A run through on shorting 1y USD/JPY skews ahead of committed BoJ
The yen has erupted higher more recently than that (up 16% vs USD and 25% against GBP in 1H 2016 for example). That’s a reminder that when a currency is as cheap as the yen (USDJPY PPP is at 103 according to the OECD) it can spike pretty sharply. It is kept at current undervalued levels by the commitment of the BOJ to target a 2% inflation rate and anchor bond yields.

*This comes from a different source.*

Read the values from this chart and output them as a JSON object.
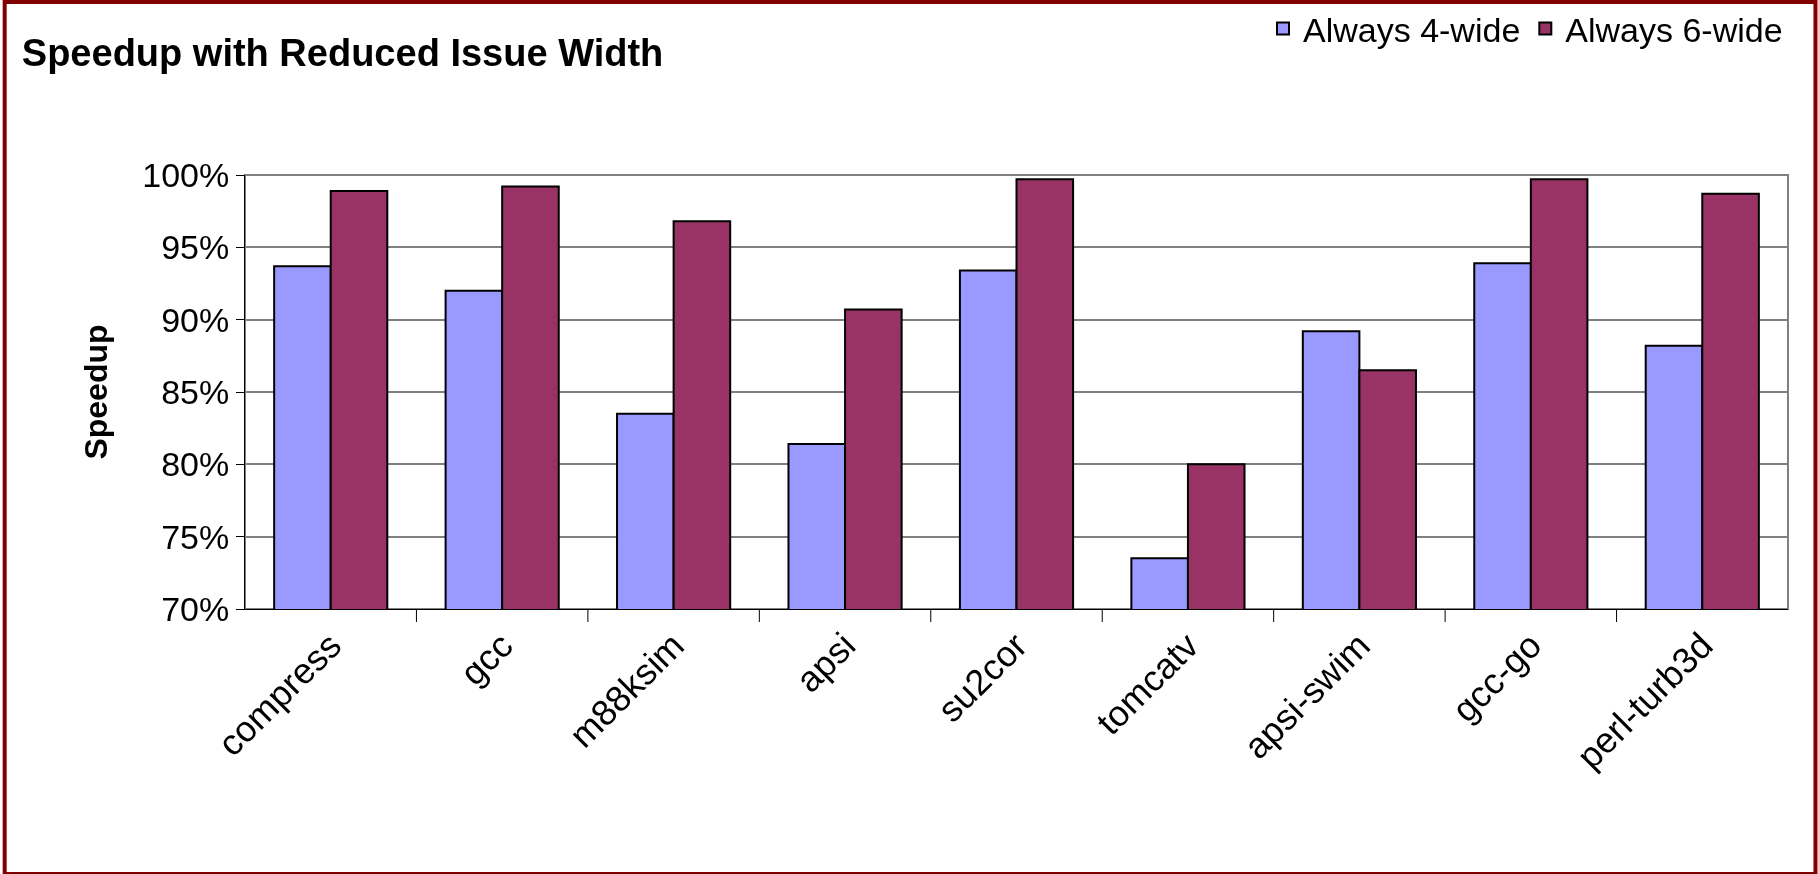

We see only a small chance of that commitment waning in 2018 because the inflation rate won’t get anywhere near 2%, but the net result is a huge skew in the range of outcomes for the USDJPY
The election of Shinzo Abe as Prime Minister of Japan brought the BoJ into the fray
Why shorting USDJPY 1y skew: In selling downside strikes, buying USDJPY puts is paying for the negative skew of low strikes. As we don’t see USDJPY collapsing below 100, we do not need to buy the full downside. So, we also finance our puts by selling the downside skew via put spreads.
In setting a topside knock-in: Near-term, USDJPY should be initially mildly supported by mounting US yields. This suggests conditioning medium-term put spreads by a topside knock-in.
Such a barrier will cheapen the vanilla trade, as the bearish skew discounts the market-implied probability of bullish moves.